One day, when he had been losing money, the boy went home and was cross because his supper was not ready.

“I am hurrying to get the seeds out of this cotton,” said the grandmother, “and as soon as I sell it, I will buy us some food.”

At this the boy fell into a rage, and he picked up some cocoanut shells and threw them at his grandmother. Then she became angry and began to whip him with her spindle, when suddenly he was changed into an ugly animal, and the cotton became hair which covered his body, while the stick itself became his tail.

As soon as the boy found that he had become an ugly creature he ran down into the town and began whipping his companions, the gamblers, with his tail, and immediately they were turned into animals like himself.

Then the people would no longer have them in the town, but drove them out. They went to the forest where they lived in the trees, and ever since they have been known as monkeys.[14]

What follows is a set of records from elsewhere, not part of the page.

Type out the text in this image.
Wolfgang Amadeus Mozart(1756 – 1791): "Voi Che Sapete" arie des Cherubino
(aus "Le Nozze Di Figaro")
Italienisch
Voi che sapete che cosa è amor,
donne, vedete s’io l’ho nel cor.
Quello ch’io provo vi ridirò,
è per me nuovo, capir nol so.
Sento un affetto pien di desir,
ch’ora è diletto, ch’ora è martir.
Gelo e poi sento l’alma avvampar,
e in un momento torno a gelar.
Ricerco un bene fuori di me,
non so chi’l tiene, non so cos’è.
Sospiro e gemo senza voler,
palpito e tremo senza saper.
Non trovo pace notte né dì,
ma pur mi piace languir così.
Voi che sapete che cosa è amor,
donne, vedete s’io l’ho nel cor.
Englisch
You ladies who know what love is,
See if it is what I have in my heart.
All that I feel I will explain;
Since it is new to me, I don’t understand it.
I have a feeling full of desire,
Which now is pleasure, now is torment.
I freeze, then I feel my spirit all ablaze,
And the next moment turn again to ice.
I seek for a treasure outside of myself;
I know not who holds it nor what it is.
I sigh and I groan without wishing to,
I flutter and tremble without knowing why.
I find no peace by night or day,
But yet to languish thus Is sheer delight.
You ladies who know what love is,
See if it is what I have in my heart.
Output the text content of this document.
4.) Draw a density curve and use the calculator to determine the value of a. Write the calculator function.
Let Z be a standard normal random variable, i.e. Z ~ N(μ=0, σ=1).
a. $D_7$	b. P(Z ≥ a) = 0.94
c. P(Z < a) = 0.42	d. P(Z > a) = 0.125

The Virtue of the Cocoanut

Visayan

One day a man took his blow-gun[15]and his dog and went to the forest to hunt. As he was making his way through the thick woods he chanced upon a young cocoanut tree growing in the ground.

It was the first tree of this kind that he had ever seen, and it seemed so peculiar to him that he stopped to look at it.

When he had gone some distance farther, his attention was attracted by a noisy bird in a tree, and he shot it with his blow-gun. By and by he took aim at a large monkey, which mocked him from another treetop, and that, too, fell dead at his feet.